Piotr Brzeziński08:01:57

Is it usual to get a bit overwhelmed by the peg game development while going through braveclojure? 🙂 I feel like it was a leap of faith compared to previous chapters.


Are there other resources than "" about ML with clojure? I feel like many projects are abandoned and this one is full of blind links. Should one just use the usual suspects like tensorflow and their ports?

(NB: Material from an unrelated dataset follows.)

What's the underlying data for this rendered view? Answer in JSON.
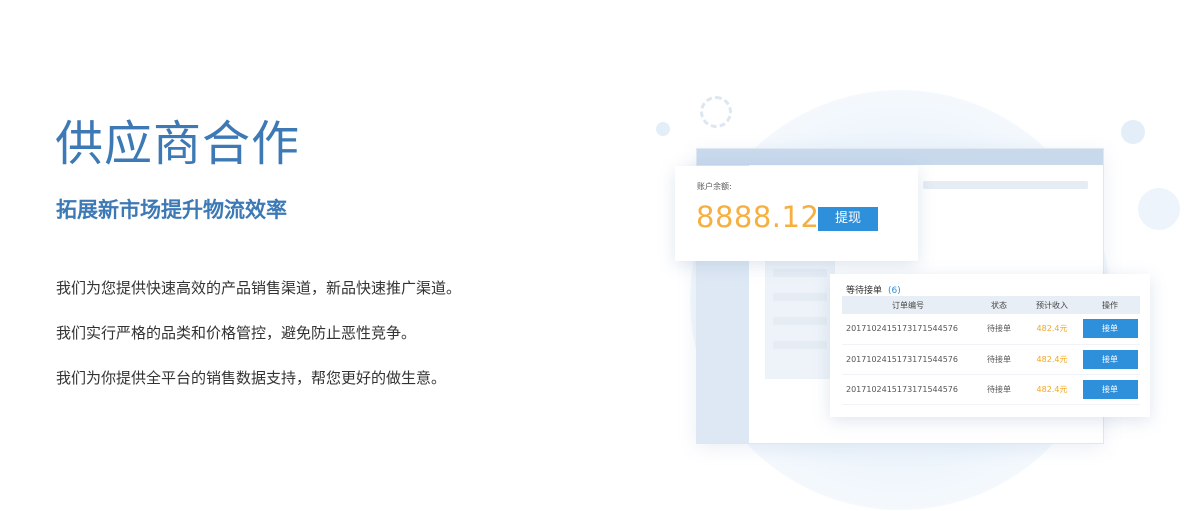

It’s true that there’s been a few abandoneed projects. ML and data science never got the momentum to take off in Clojure. Some people are hard at work trying to make it happen. Dragan is one of them. Currently, the direction that people are moving seems to be developing better interop with languages like Python, R, Julia and other languages typically used for data-science.


Carin Meier has some tutorials for Clojure ML that use interop.


Hm, I was hoping my google-fu is weak and that this is not the answer


I'll check aut Carin Meier, that will get me a bit further I think. Thank you Simon


NP. Go visit the #data-science channel too, especially the one on Zulip where the Clojure data science community is organised:


Never heard of Zulip...


You have now 😉


Looks like a slack-reskin 😄


no, it's different. Yeah, another platform. Sometimes I wish for one central thing for everything.


That's my currently open tab

👍 4
Ramon Rios15:01:27

Folks, i'm doing an exercise for a few time and not think in something smart enough to solve the problem: I'm trying to reduce a data-structure to show the amount of sectors per prefixes, example:

{"1" {"Technology" 2
        "Clothing" 1}
   "44" {"Banking" 1}}
I was able to reduce enough to have this :
[{:sector "Technology", :prefix "1"} {:sector "Clothing", :prefix "1"} {:sector "Technology", :prefix "1"} {sector "Banking", :prefix "44"}]
And then my mind blowup 😞 . How would you guys resolve this issue?


You can use group-by :prefix to what you produced already.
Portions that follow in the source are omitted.